Forum Moderators: Robert Charlton & goodroi

Message Too Old, No Replies

Google Indexing Wordpress CMS Admin Folder URLs

         

Rysk100

8:12 am on Jul 4, 2018 (gmt 0)

5+ Year Member



For some reason, Google has been aggressively crawling and now indexing sets of CMS admin URL

It crawled and indexed over 50 /wp-includes URLs - I have since blocked these on Robots.txt

Its now crawled and indexed a similar number of URLS from the /app folder e.g. /app/mu-plugins/advanced-custom-fields/images/add-ons/ into the primary index

The problem is I can't block this folder on robots.txt as it contains the CSS and JS of the actual site - which I understand Google needs to render the site and is now best practice to give Google access to.

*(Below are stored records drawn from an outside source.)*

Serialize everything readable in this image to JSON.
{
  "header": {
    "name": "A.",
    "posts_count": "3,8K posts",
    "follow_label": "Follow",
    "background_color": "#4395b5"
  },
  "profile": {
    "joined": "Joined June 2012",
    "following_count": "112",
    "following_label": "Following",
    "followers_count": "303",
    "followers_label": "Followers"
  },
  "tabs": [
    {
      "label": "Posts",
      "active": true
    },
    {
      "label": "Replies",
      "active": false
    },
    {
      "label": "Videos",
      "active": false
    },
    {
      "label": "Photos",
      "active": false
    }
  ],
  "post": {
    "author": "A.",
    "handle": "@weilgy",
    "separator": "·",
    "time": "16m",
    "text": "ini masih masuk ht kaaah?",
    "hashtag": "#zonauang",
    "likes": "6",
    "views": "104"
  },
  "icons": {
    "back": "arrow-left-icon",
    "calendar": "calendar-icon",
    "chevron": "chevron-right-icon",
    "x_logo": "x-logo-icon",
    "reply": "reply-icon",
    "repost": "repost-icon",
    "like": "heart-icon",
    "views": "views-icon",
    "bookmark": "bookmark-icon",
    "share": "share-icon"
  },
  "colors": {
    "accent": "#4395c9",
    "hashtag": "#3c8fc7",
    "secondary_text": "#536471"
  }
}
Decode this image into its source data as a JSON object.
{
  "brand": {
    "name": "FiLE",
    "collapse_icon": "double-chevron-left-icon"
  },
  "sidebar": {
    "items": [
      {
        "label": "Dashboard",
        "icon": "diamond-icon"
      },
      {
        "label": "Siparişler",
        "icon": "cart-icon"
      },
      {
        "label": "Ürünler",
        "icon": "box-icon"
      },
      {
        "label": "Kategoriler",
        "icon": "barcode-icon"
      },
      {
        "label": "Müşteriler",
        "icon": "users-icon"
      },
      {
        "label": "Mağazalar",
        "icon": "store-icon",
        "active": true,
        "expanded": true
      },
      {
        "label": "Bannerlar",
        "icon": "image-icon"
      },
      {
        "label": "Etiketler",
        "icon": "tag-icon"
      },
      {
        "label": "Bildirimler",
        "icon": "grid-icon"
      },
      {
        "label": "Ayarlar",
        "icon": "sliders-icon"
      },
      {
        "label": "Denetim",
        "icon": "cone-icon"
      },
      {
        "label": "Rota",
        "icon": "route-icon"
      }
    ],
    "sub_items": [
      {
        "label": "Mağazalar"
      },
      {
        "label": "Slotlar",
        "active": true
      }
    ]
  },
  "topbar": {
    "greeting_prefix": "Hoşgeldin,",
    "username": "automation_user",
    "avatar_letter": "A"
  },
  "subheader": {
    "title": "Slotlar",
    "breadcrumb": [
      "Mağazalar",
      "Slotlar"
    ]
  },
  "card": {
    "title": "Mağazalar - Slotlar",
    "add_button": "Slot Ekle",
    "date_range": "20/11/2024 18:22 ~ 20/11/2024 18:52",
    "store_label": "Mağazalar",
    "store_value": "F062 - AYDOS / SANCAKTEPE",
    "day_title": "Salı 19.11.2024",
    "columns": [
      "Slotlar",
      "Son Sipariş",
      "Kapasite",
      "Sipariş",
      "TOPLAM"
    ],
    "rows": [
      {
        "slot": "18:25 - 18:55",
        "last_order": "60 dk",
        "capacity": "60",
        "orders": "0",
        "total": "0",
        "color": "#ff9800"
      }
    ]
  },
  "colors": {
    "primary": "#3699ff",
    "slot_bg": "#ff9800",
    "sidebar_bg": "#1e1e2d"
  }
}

Why is Google suddenly finding and indexing these URLs?
What can I do to stop Google from crawling and indexing them?

Rysk100

8:53 am on Jul 4, 2018 (gmt 0)

5+ Year Member



Maybe one solution is to set no index for these file / URLs from the x-robots tag in the header via http access:

<Files ~ "\app $">
Header append X-Robots-Tag "noindex"
</Files>

Does this seem right?

keyplyr

11:28 am on Jul 4, 2018 (gmt 0)

WebmasterWorld Senior Member 10+ Year Member Top Contributors Of The Month



@Rysk100 - why not simply noindex the folders directly in the robots.txt.

Rysk100

11:32 am on Jul 4, 2018 (gmt 0)

5+ Year Member



Unless i'm very mistaken /robots.txt stops crawling not indexing. Unlike/wp-admin and /wp-includes the files under /app contain the site's CSS, images and J.S which Google needs to be able to crawl

keyplyr

11:37 am on Jul 4, 2018 (gmt 0)

WebmasterWorld Senior Member 10+ Year Member Top Contributors Of The Month



My point is, you said you were going to append a header tag to noindex the app folder, and I suggested to just write it directly in the robots.txt.

In robots.txt just disallow the URLs you don't want indexed. Then remove them from the index in Google Search Console with the removal tool. That way they won't be crawled in the future & reindexed.

[fix typo]

[edited by: keyplyr at 11:55 am (utc) on Jul 4, 2018]

TorontoBoy

11:44 am on Jul 4, 2018 (gmt 0)

5+ Year Member Top Contributors Of The Month



I am also interested. I've never had Google or any other search engine index my WP admins. Did you set permissions on your folders to not allow viewing? [codex.wordpress.org...]

not2easy

1:28 pm on Jul 4, 2018 (gmt 0)

WebmasterWorld Administrator 10+ Year Member Top Contributors Of The Month



You can disallow folders with robots.txt and allow specific file types within those folders.
Disallow: /wp-includes/
Allow: /wp-includes/js/
Allow: /wp-includes/css/
Note that 'Allow' follows 'Disallow'
Allow: /*.css
Allow: /*.js
covers all .js and .css in disallowed folders - those would be after all disallows. Also note that this applies to Google's bots and 'some' others - not all; also note that bad bots don't even bother to read robots.txt.

If you want to know whether it works, use the robots.txt Tester in GSC (not the 'new' version).

aristotle

6:28 pm on Jul 4, 2018 (gmt 0)

WebmasterWorld Senior Member 10+ Year Member Top Contributors Of The Month



Fake googlebots might try to crawl those files looking for weaknesses that a hacker could exploit

Robert Charlton

7:43 pm on Jul 11, 2018 (gmt 0)

WebmasterWorld Administrator 10+ Year Member Top Contributors Of The Month



Mod's note: This discussion continued by OP under new topic...

X-Robots Noindex or 403 Forbidden?
https://www.webmasterworld.com/google/4910541.htm [webmasterworld.com]

phranque

10:48 am on Jul 16, 2018 (gmt 0)

WebmasterWorld Administrator 10+ Year Member Top Contributors Of The Month



Google has been aggressively crawling and now indexing sets of CMS admin URL

Unlike/wp-admin and /wp-includes...

requests for /wp-includes/ paths should get a 403 (Forbidden) status code.
see this from the Codex:
https://codex.wordpress.org/Hardening_WordPress#WP-Includes

requests for /wp-admin/ paths should get a 401 status code which is typically a challenge for HTTP Basic Athentication.
see this from the Codex:
https://codex.wordpress.org/Hardening_WordPress#WP-Admin

both the 401 and 403 status code responses will prevent google from indexing the requested url.